Полумрак российской науки

http://www.russia-today.ru/2005/no_04/04_look.htm

В конце прошлого года Россию накрыла волна социальных реформ, суть которых еще предстоит уяснить. Сейчас, когда схлынула пена первой общественной реакции на действия Правительства, самое время попытаться разобраться, на что эти реформы направлены, и что они несут россиянам в долгосрочной перспективе. Последнее особенно важно, так как предлагаемые преобразования несут в себе последствия, которые коснутся не только современников, но и, очень вероятно, значительно изменят историческую траекторию страны. Речь идет, иначе говоря, о новой точке невозвращения, пройдя которую страна бесповоротно и надолго определит свою дальнейшую судьбу.

В октябре прошлого года Министерство образования и науки выпустило в свет документ, озаглавленный “Концепция участия Российской Федерации в управлении государственными организациями, осуществляющими деятельность в сфере науки”. Авторство этой концепции, как указывается в прессе, принадлежит заместителю министра Андрею Свинаренко. Концепция вышла во второй редакции, она декларирует своей целью определение политики государства в сфере науки так, чтобы сделать “оптимальным” государственный сектор в науке и привести его в соответствие с государственными ресурсами, на него отводимыми. Особое внимание документ уделяет “существенному повышению эффективности государственной научно-технологической политики, содействию развития негосударственного сектора науки, формированию нового, отвечающего современному мировому уровню облика национальной инновационной системы”.

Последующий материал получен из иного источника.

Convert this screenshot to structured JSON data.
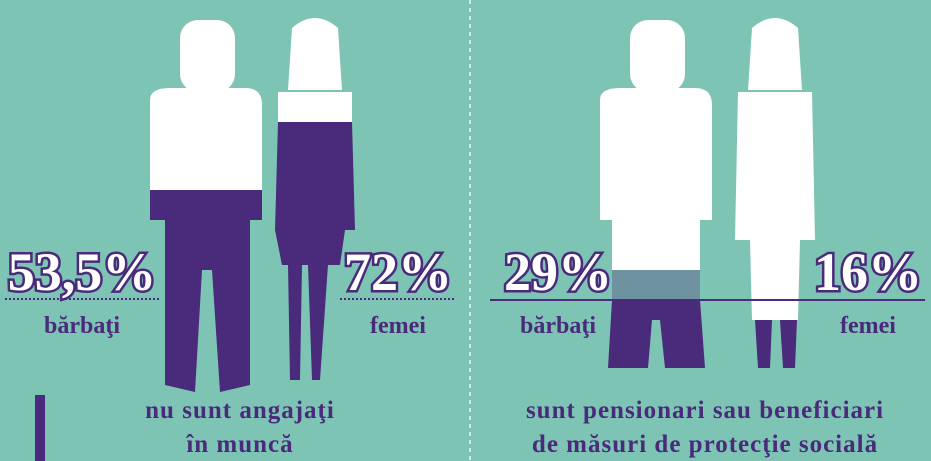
{
  "panels": [
    {
      "men": {
        "value": "53,5%",
        "label": "bărbaţi"
      },
      "women": {
        "value": "72%",
        "label": "femei"
      },
      "caption": [
        "nu sunt angajaţi",
        "în muncă"
      ]
    },
    {
      "men": {
        "value": "29%",
        "label": "bărbaţi"
      },
      "women": {
        "value": "16%",
        "label": "femei"
      },
      "caption": [
        "sunt pensionari sau beneficiari",
        "de măsuri de protecţie socială"
      ]
    }
  ]
}
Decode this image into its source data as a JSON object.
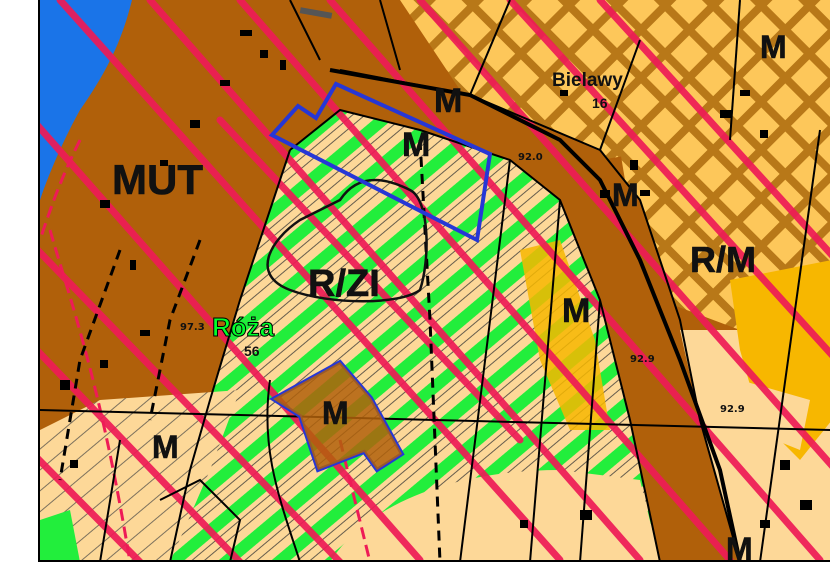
{
  "map": {
    "zone_labels": {
      "mut": "MUT",
      "m_top": "M",
      "m_plot_upper": "M",
      "rzl": "R/ZI",
      "m_east": "M",
      "m_mid_right": "M",
      "rm": "R/M",
      "m_plot_lower": "M",
      "m_lower_left": "M",
      "m_bottom_right": "M",
      "m_edge_right": "M"
    },
    "places": {
      "bielawy": {
        "name": "Bielawy",
        "number": "16"
      },
      "roza": {
        "name": "Róża",
        "number": "56"
      }
    },
    "elevations": {
      "e1": "92.0",
      "e2": "92.9",
      "e3": "97.3",
      "e4": "92.9"
    },
    "colors": {
      "residential_brown": "#b0600a",
      "agricultural_tan": "#fdd898",
      "orange_zone": "#f7b700",
      "green_zone": "#22ee3c",
      "water_blue": "#1a74e8",
      "red_hatch": "#ee1b56",
      "plot_outline_blue": "#2637d6"
    }
  }
}
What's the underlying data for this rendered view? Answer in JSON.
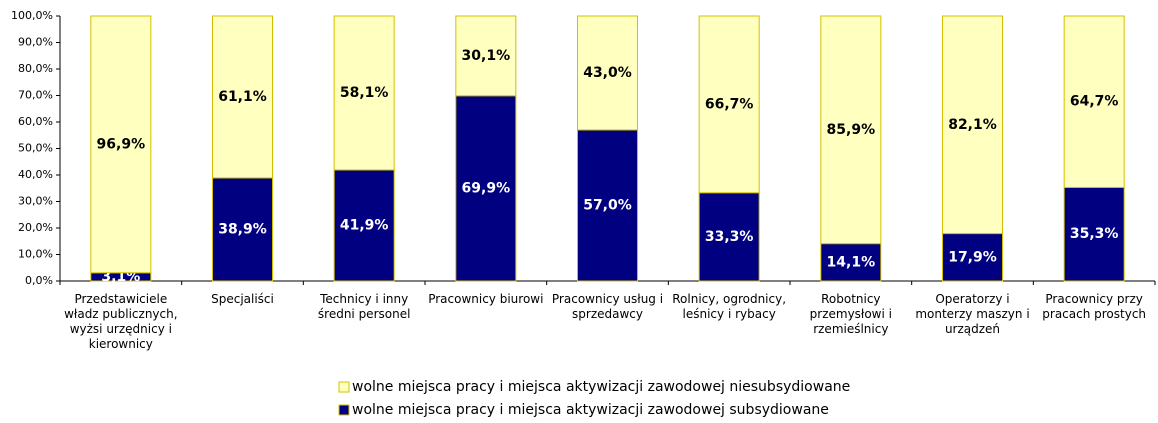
{
  "chart_data": {
    "type": "stacked_bar",
    "categories": [
      "Przedstawiciele władz publicznych, wyżsi urzędnicy i kierownicy",
      "Specjaliści",
      "Technicy i inny średni personel",
      "Pracownicy biurowi",
      "Pracownicy usług i sprzedawcy",
      "Rolnicy, ogrodnicy, leśnicy i rybacy",
      "Robotnicy przemysłowi i rzemieślnicy",
      "Operatorzy i monterzy maszyn i urządzeń",
      "Pracownicy przy pracach prostych"
    ],
    "series": [
      {
        "name": "wolne miejsca pracy i miejsca aktywizacji zawodowej niesubsydiowane",
        "color": "#ffffc0",
        "edge": "#d4c000",
        "label_color": "#000000",
        "values": [
          96.9,
          61.1,
          58.1,
          30.1,
          43.0,
          66.7,
          85.9,
          82.1,
          64.7
        ],
        "value_labels": [
          "96,9%",
          "61,1%",
          "58,1%",
          "30,1%",
          "43,0%",
          "66,7%",
          "85,9%",
          "82,1%",
          "64,7%"
        ]
      },
      {
        "name": "wolne miejsca pracy i miejsca aktywizacji zawodowej subsydiowane",
        "color": "#000080",
        "edge": "#d4c000",
        "label_color": "#ffffff",
        "values": [
          3.1,
          38.9,
          41.9,
          69.9,
          57.0,
          33.3,
          14.1,
          17.9,
          35.3
        ],
        "value_labels": [
          "3,1%",
          "38,9%",
          "41,9%",
          "69,9%",
          "57,0%",
          "33,3%",
          "14,1%",
          "17,9%",
          "35,3%"
        ]
      }
    ],
    "ylim": [
      0,
      100
    ],
    "yticks": [
      {
        "value": 0,
        "label": "0,0%"
      },
      {
        "value": 10,
        "label": "10,0%"
      },
      {
        "value": 20,
        "label": "20,0%"
      },
      {
        "value": 30,
        "label": "30,0%"
      },
      {
        "value": 40,
        "label": "40,0%"
      },
      {
        "value": 50,
        "label": "50,0%"
      },
      {
        "value": 60,
        "label": "60,0%"
      },
      {
        "value": 70,
        "label": "70,0%"
      },
      {
        "value": 80,
        "label": "80,0%"
      },
      {
        "value": 90,
        "label": "90,0%"
      },
      {
        "value": 100,
        "label": "100,0%"
      }
    ],
    "grid": false
  }
}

Из заявленного следует, что на сегодняшний день эффективность науки оценивается как “низкая” и что имеющийся механизм введения научно-технических новшеств Правительством расценивается как отсталый. И действительно, Свинаренко и его эксперты приводят данные о низком количестве патентов, исходящих от государственных научных предприятий, об утере научного профиля и других, надо понимать, отнюдь не радужных показателях того, что на сегодняшний день представляет собой российская наука. Судя по всему, авторам концепции хотелось бы представить ее как эдакого вмерзшего в снега рыночной экономики советского мамонта. Тут, правда, нужно оговориться, что те 46 млрд рублей, которые составляют годовой научный бюджет, отнюдь не такие уж большие средства, и государство, таким образом, требует не столько эффективности, сколько сверхэффективности, “стахановского почина” от замерзшего зверя, то есть того, за что оно, грубо говоря, денег не платит.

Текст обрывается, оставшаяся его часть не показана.